Parameters evaluated
Patients’ characteristics
For each examination, the patient’s heart rate, breath-hold duration, z-axis coverage, and dose-length product (DLP) were systematically recorded. The effective dose was derived from the product of the DLP and a conversion coefficient (k = 0.017 mSv.mGy-1 cm-1) [8]. Although different conversion factors exist and may result in higher dose estimates, this value was selected to allow comparison with recent findings in the literature.
Accessibility of coronary arteries
Image analysis was obtained by consensus between two readers with 2 years and 7 years of experience in cardiac CT at the time of initiation of this study, respectively. The images were reviewed on a workstation (MMWP, Siemens, Forchheim, Germany). The coronary arteries were categorised into 15 segments according to the American Heart Association classification [9]. For each patient, the analysis of the coronary artery tree was undertaken only if the attenuation value within all proximal coronary segments was ≥200 HU. The next step consisted of an individual analysis of each coronary segment (whatever its diameter and the potential presence of calcification), rated as accessible if the vessel lumen was completely depicted in the absence of major motion artefacts as further detailed. The degree of movement-associated artefacts was graded with a 4-point scoring system (10): score 1: no motion artefacts; score 2: mild blurring of the segment; score 3: moderate blurring without structure discontinuity; score 4: doubling or discontinuity in the course of the segment preventing evaluation. Scores 1–3 were considered compatible with a diagnostic image quality. The impact of contrast-induced artefacts from the right atrium on the right coronary artery was graded with a 3-point scoring system: score 1: no artefact; score 2: minor artefacts, not precluding analysis of the coronary segment; score 3: marked artefacts, precluding confident analysis of the coronary segment. No attempt was made to provide information on the frequency of coronary artery abnormalities detected in either group of patients.

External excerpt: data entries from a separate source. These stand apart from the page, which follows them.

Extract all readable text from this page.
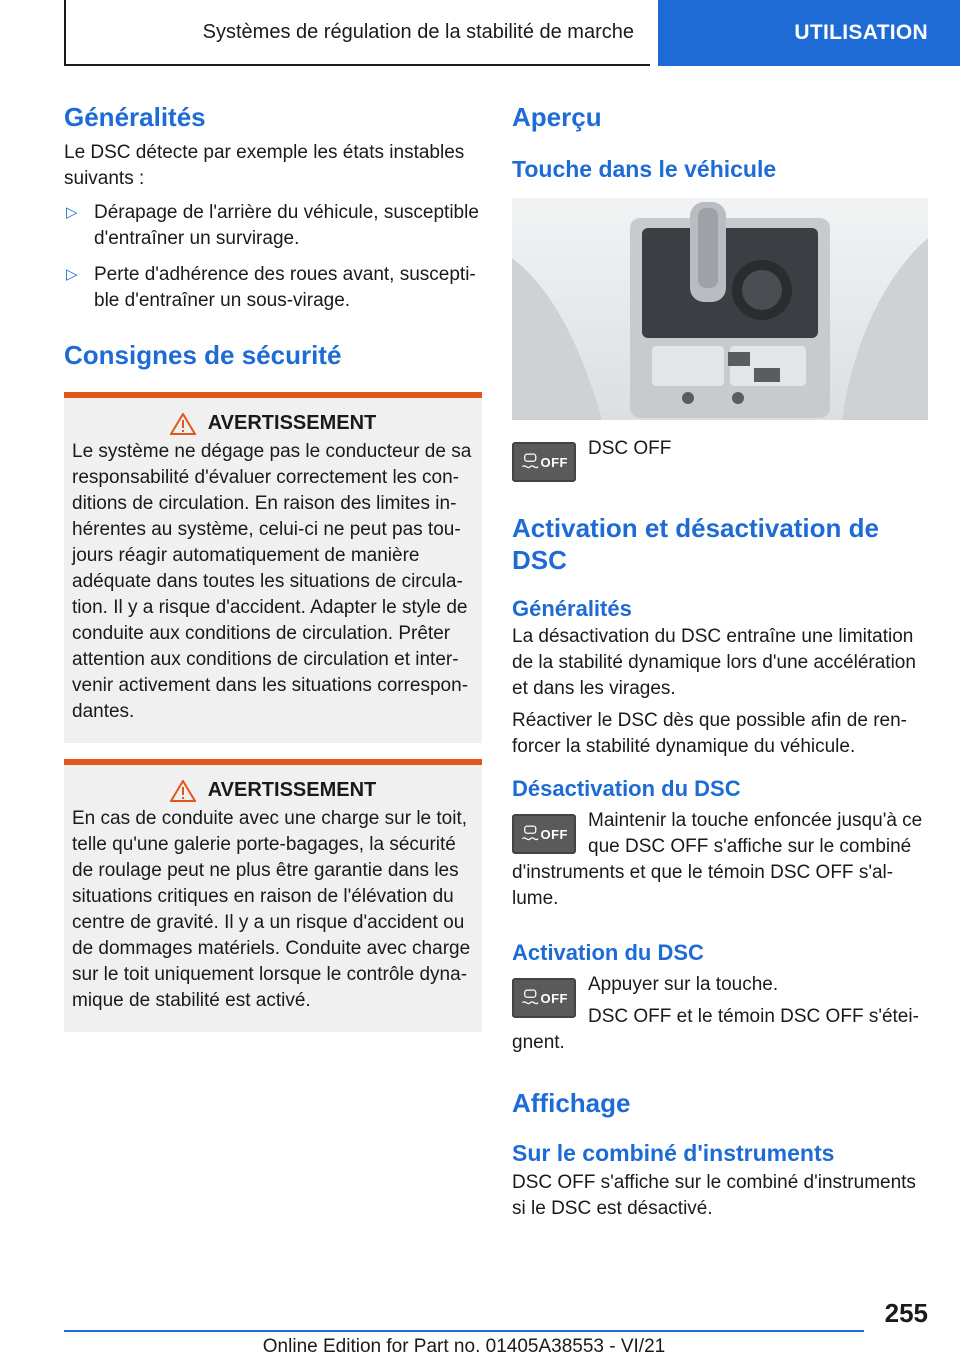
Systèmes de régulation de la stabilité de marche	UTILISATION
Généralités

Le DSC détecte par exemple les états instables suivants :

▷ Dérapage de l'arrière du véhicule, susceptible d'entraîner un survirage.
▷ Perte d'adhérence des roues avant, susceptible d'entraîner un sous-virage.
Consignes de sécurité
AVERTISSEMENT

Le système ne dégage pas le conducteur de sa responsabilité d'évaluer correctement les conditions de circulation. En raison des limites inhérentes au système, celui-ci ne peut pas toujours réagir automatiquement de manière adéquate dans toutes les situations de circulation. Il y a risque d'accident. Adapter le style de conduite aux conditions de circulation. Prêter attention aux conditions de circulation et intervenir activement dans les situations correspondantes.

AVERTISSEMENT

En cas de conduite avec une charge sur le toit, telle qu'une galerie porte-bagages, la sécurité de roulage peut ne plus être garantie dans les situations critiques en raison de l'élévation du centre de gravité. Il y a un risque d'accident ou de dommages matériels. Conduite avec charge sur le toit uniquement lorsque le contrôle dynamique de stabilité est activé.

Aperçu
Touche dans le véhicule
OFF

DSC OFF

Activation et désactivation de DSC
Généralités

La désactivation du DSC entraîne une limitation de la stabilité dynamique lors d'une accélération et dans les virages.

Réactiver le DSC dès que possible afin de renforcer la stabilité dynamique du véhicule.

Désactivation du DSC
OFF

Maintenir la touche enfoncée jusqu'à ce que DSC OFF s'affiche sur le combiné d'instruments et que le témoin DSC OFF s'allume.

Activation du DSC
OFF

Appuyer sur la touche.

DSC OFF et le témoin DSC OFF s'éteignent.

Affichage
Sur le combiné d'instruments

DSC OFF s'affiche sur le combiné d'instruments si le DSC est désactivé.

255
Online Edition for Part no. 01405A38553 - VI/21
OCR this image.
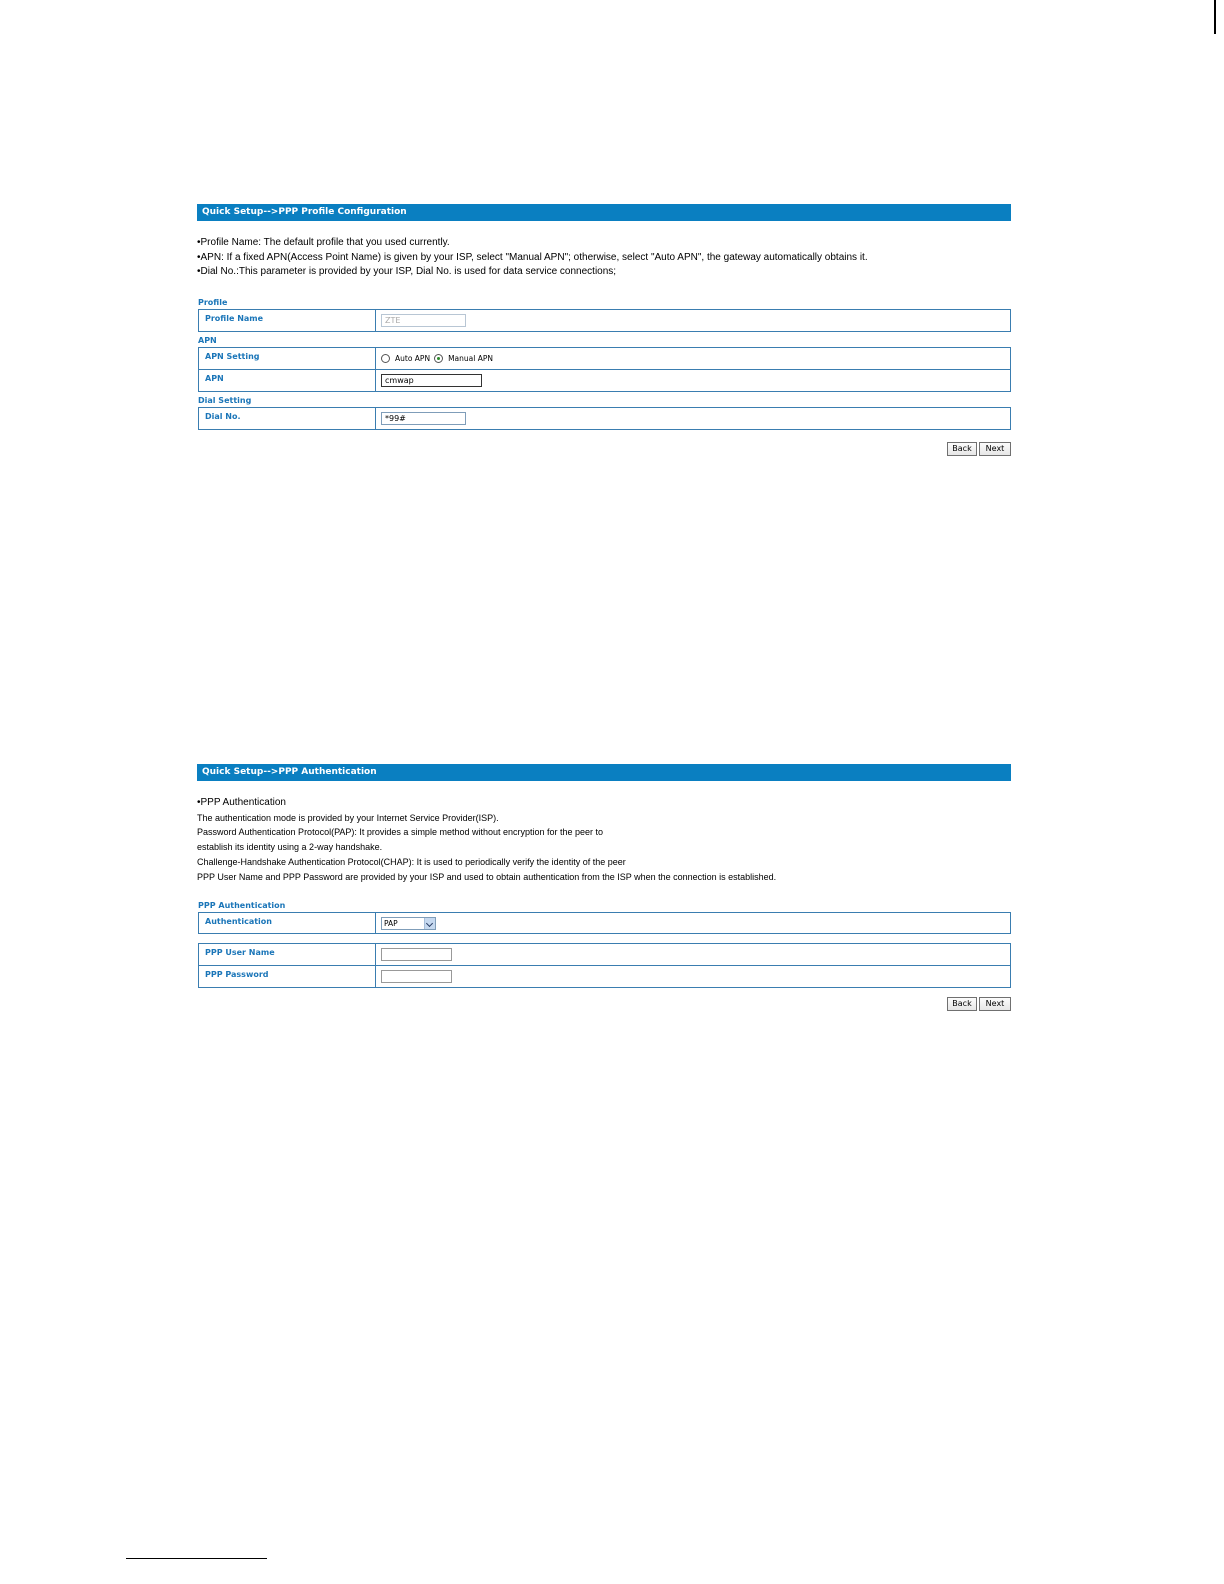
Quick Setup-->PPP Profile Configuration
•Profile Name: The default profile that you used currently.
•APN: If a fixed APN(Access Point Name) is given by your ISP, select "Manual APN"; otherwise, select "Auto APN", the gateway automatically obtains it.
•Dial No.:This parameter is provided by your ISP, Dial No. is used for data service connections;
Profile
Profile Name	ZTE
APN
APN Setting	Auto APN Manual APN

APN	cmwap
Dial Setting
Dial No.	*99#
Back	Next
Quick Setup-->PPP Authentication
•PPP Authentication
The authentication mode is provided by your Internet Service Provider(ISP).
Password Authentication Protocol(PAP): It provides a simple method without encryption for the peer to
establish its identity using a 2-way handshake.
Challenge-Handshake Authentication Protocol(CHAP): It is used to periodically verify the identity of the peer
PPP User Name and PPP Password are provided by your ISP and used to obtain authentication from the ISP when the connection is established.
PPP Authentication
Authentication	PAP
PPP User Name	

PPP Password	
Back	Next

Four levels of analysis of the coronary tree were defined: (1) analysis of proximal segments (i.e. 4 segments per patient), including segment 1 of the right coronary artery (RCA), segment 5 (left main, LM), segment 6 of the left anterior descending (LAD), and segment 11 of the left circumflex (LCX); (2) analysis of proximal and mid segments of the coronary arteries, namely segments 1–2 (RCA), 5 (left main, LM), 6–7 (LAD), and 11 and 13 (LCX), leading to the analysis of seven segments per patient; (3) analysis of ten segments per patient, including the above-mentioned seven segments and segment 3 (right coronary artery, RCA), segment 4 (right coronary artery, RCA, in case of right predominance; left circumflex artery, LCX, in case of left predominance), and segment 8 (left anterior descending artery, LAD); (4) analysis of the complete coronary arterial tree, i.e. 15 coronary segments per patient.
Statistical analysis
Statistical analysis was performed with commercially available software (SAS Institute, Cary, NC). Results were expressed as means and standard deviations for continuous variables and as frequencies and percentages for categorical variables. Comparative analyses were obtained using the chi-square test for categorical data; when not applicable because of the sample size, Fisher’s exact test was used. For numerical variables, we used the unpaired Student’s t-test. P values inferior to 0.05 were considered statistically significant.